Gentle readers, we didn't just witness a man standing on the shoulders of giants, grand-standing in front of the footlights or aping some long-dead icon we've woven into larger-than-life status. What I saw this morning and all day today was the enfoldment and evolution of a miraculous human individual the likes of which we neither deserve, nor has anyone made plans to accomodate, in the present political environment.
He wasn't just good. He wasn't just understated. He was astonishly understated and amazingly cool under an incredible pressure to perform.
So much so that Hillary couldn't resist her dismissing the speech with faint praise. "I'm glad he gave it," or words to that effect. Whatever. Tomorrow one of the Clintons will find a way to martyr themselves with victimization and sad tales of derry-do gone awry. Been there, done that. Still paying for the teeshirt...and the interest rate just tripled.
Ladies and gentlemen, the story is this speech in the context of a campaign against a machine hell-bent to win or scorch the Earth trying. And, as everyone by now realizes, if Hillary does try to win, it will cause an extinction-level event in the Democratic party. The woman is driven to destroy herself and the country that made her possible in the first place. The low self esteem alluded to ever-so-delicately by Obama during his speech painted Hillary as the sad, pathetic victim she has always strived to be. And, as a President, she would work very, very hard at being a victim on the grandest of all possible scales.
This strategy may have worked in the days when the budget deficit ranged in the tens of billions of dollars. Unfortunately the deficit is in the tens of trillions of dollars, several orders of magnitude beyond where anyone can hear, much less care about, who is whining on top of the stack of debt amassed in the last seven years.
Barak Obama is absolutely spot-on: being a victim is a zero-sum game where one attempts to beg for mercy from a reflection of one's own need for vengeance and retribution, at once denied and twice removed.
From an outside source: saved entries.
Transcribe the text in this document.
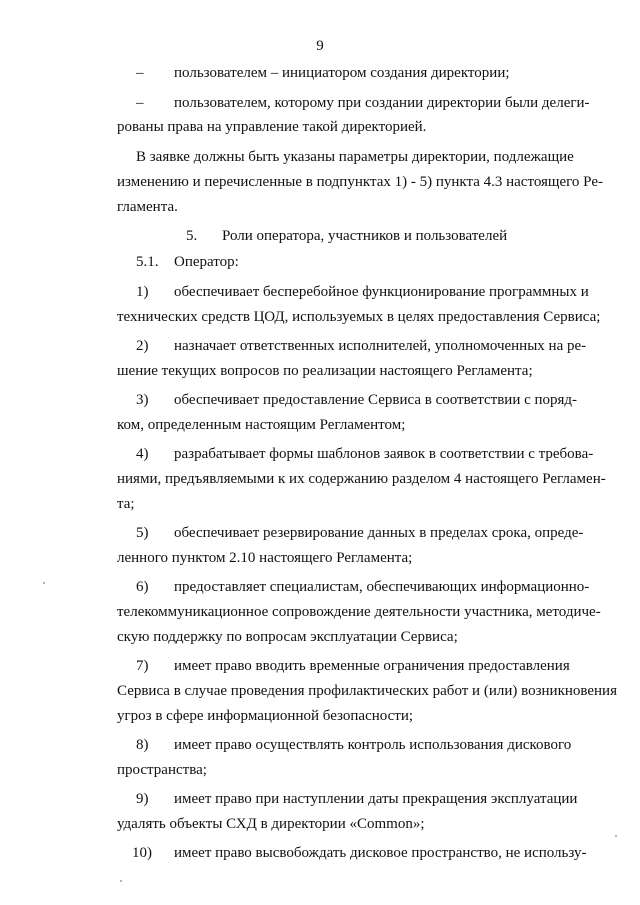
9
– пользователем – инициатором создания директории;
– пользователем, которому при создании директории были делеги-
рованы права на управление такой директорией.
В заявке должны быть указаны параметры директории, подлежащие
изменению и перечисленные в подпунктах 1) - 5) пункта 4.3 настоящего Ре-
гламента.
5. Роли оператора, участников и пользователей
5.1. Оператор:
1) обеспечивает бесперебойное функционирование программных и
технических средств ЦОД, используемых в целях предоставления Сервиса;
2) назначает ответственных исполнителей, уполномоченных на ре-
шение текущих вопросов по реализации настоящего Регламента;
3) обеспечивает предоставление Сервиса в соответствии с поряд-
ком, определенным настоящим Регламентом;
4) разрабатывает формы шаблонов заявок в соответствии с требова-
ниями, предъявляемыми к их содержанию разделом 4 настоящего Регламен-
та;
5) обеспечивает резервирование данных в пределах срока, опреде-
ленного пунктом 2.10 настоящего Регламента;
6) предоставляет специалистам, обеспечивающих информационно-
телекоммуникационное сопровождение деятельности участника, методиче-
скую поддержку по вопросам эксплуатации Сервиса;
7) имеет право вводить временные ограничения предоставления
Сервиса в случае проведения профилактических работ и (или) возникновения
угроз в сфере информационной безопасности;
8) имеет право осуществлять контроль использования дискового
пространства;
9) имеет право при наступлении даты прекращения эксплуатации
удалять объекты СХД в директории «Common»;
10) имеет право высвобождать дисковое пространство, не использу-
We author our own drama, seek for the "Oscar" and then sulk away in envy when someone else takes home a trophy not worth owning.
Obama is clearly the kind of man Martin Luther King Jr had in mind when he envisioned a black American judged squarely, and fairly, on the content of his character. So while Obama stands on the shoulders of the giants who preceded him -- Martin Luther King, Jr. is one of those giants -- he shows every indication of transcending every legacy we've become familiar with. This is a man who will leave a legacy larger than Franklin Delano Roosevelt, Theodore Roosevelt and, perhaps, even Abraham Lincoln himself. He really is that good.
Randi Rhodes stopped short of this sort of, "over the top," prediction for the remarkable human being that is Barak Obama, and this restraint in light of her earlier white racist mutterings directed at his campaign is also disappointing to me. But I have been listening to Randi for a while now and I do not believe she is a person who would go out their way to behave in an overtly racist manner. Hers is the racism that is covert and lies beneath the surface, gaining its power from the sheer number of others who "feel" or "sense" when something is out of accord in their reality.
The problem with Randi and my perception of her is that we are both responding, or reacting, to the presence in the body politic of human greatness that neither Randi, nor I, ever expected to see darken the doors of the West Wing ever again. We both fell in love with Bill Clinton, and at least one of us regrets that mistake. But I think both of us have been unwilling or unable to say what we really think.
We think this guy is for real. We still believe that human greatness amidst a wasteland of mediocrity is still possible. We have seen glimpses of it in different places and at different times, but we have become resigned to the reality that no one human could ever possess so many positive traits in a single place at once.
But there he is. Rising out of a cultural landscape that virtually requires that you be "blackmailable" before even thinking of gaining an entrance to the inner circles of power comes a man who truly understands what it means to transcend both white and black American experiences.
This kind of understanding I recognize from my own personal experience of wrestling with demons of various shapes, sizes and chemical compositions. One can not fake or act as if they have transcended a particularly difficult experience. But those who have never transcended the view of the world handed to them by their parents, which means most Americans, will not believe or understand the nature of the individual standing before them.